Among the things the article does not bother to discuss in detail are:

  • -The fractured nature of the Tea Party. There are actually many, many groups that compose the “movement,” and there are important ideological differences between them. Some are more free-market libertarian, some are conservative Christians; Rand Paul and Christine O’Donnell do not have the same agenda.

  • -The money trail that leads from some “grassroots” organizations to the billionaire Koch brothers, which the New Yorker covered already.
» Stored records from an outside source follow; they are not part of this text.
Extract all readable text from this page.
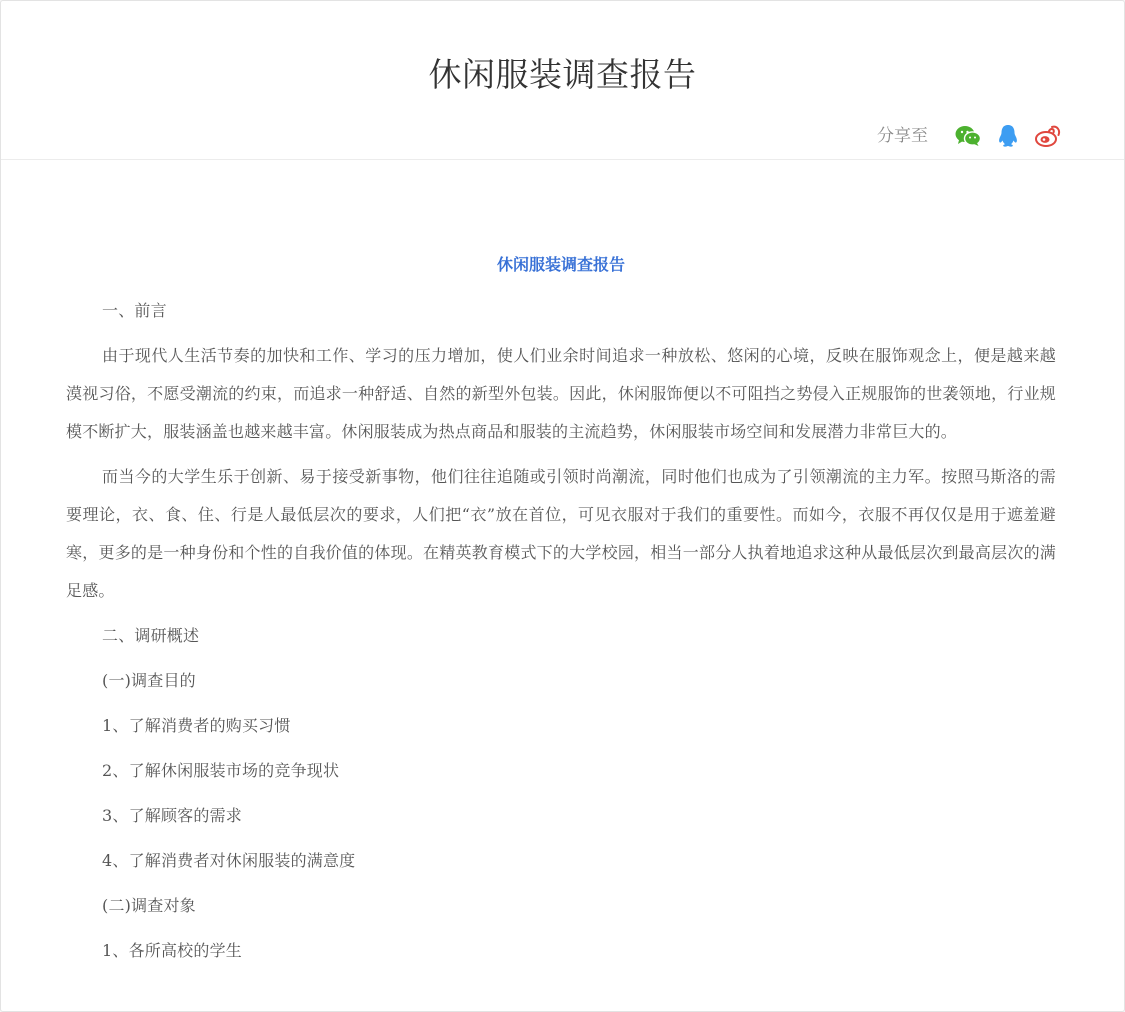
休闲服装调查报告
分享至
休闲服装调查报告

一、前言

由于现代人生活节奏的加快和工作、学习的压力增加，使人们业余时间追求一种放松、悠闲的心境，反映在服饰观念上，便是越来越漠视习俗，不愿受潮流的约束，而追求一种舒适、自然的新型外包装。因此，休闲服饰便以不可阻挡之势侵入正规服饰的世袭领地，行业规模不断扩大，服装涵盖也越来越丰富。休闲服装成为热点商品和服装的主流趋势，休闲服装市场空间和发展潜力非常巨大的。

而当今的大学生乐于创新、易于接受新事物，他们往往追随或引领时尚潮流，同时他们也成为了引领潮流的主力军。按照马斯洛的需要理论，衣、食、住、行是人最低层次的要求，人们把“衣”放在首位，可见衣服对于我们的重要性。而如今，衣服不再仅仅是用于遮羞避寒，更多的是一种身份和个性的自我价值的体现。在精英教育模式下的大学校园，相当一部分人执着地追求这种从最低层次到最高层次的满足感。

二、调研概述

(一)调查目的

1、了解消费者的购买习惯

2、了解休闲服装市场的竞争现状

3、了解顾客的需求

4、了解消费者对休闲服装的满意度

(二)调查对象

1、各所高校的学生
In fact, the Koches are not even mentioned in the Time piece.

  • -Glenn Beck is mentioned, but only in passing, and is lumped in with Rush Limbaugh and Sean Hannity—which is odd because he’s widely regarded as the face of the Tea Party and just held that massive rally in Washington D.C.

  • -Most notably, the Time article only focuses on the recent crop of primaries and doesn’t acknowledge the two Tea Party candidates who have actually run against Democrats—Scott Brown, who won a Senate seat in Massachusetts at least partially because of his opponent’s incompetence, and Doug Hoffman in New York’s 23rd district, who lost his race thanks to Republican in-fighting.

Besides all of those omissions, which make the article instantly outdated, there’s also the problem that Time is a weekly, which meant it could keep up with the news cycle in 1923, when it was founded, but in 2010 it has no chance. Case in point: the Tea Party piece focuses a lot of attention on Christine O’Donnell, the Republican candidate for Senate in Delaware, and even compares her to the “leader of a rebel army.” But less than a week later she’s mostly known for admitting to practicing witchcraft, speaking out against masturbation, talking about feminism in J.R.R. Tolkein, and having a shady financial past. Not coincidentally, she’s trailing by 15 points in a recent Fox News (!) poll, which is not where the leader of a rebel army wants to be. None of that is mentioned in the article, although some of those developments came to light after the article was published. (Sort of argues for the irrelevance of print media, doesn’t it?)

To recap: Time published an article about a phenomenon that was already old news, revealed nothing new about the phenomenon, contributed nothing to the conversation about the phenomenon, and may have overstated the importance of one part (O’Donnell) of that phenomenon. The best you can say about that article is that it doesn’t seem to be factually incorrect. Actually, the best thing that can be said about the article is that it reassures all of those people who don’t read Time that they’re doing the right thing.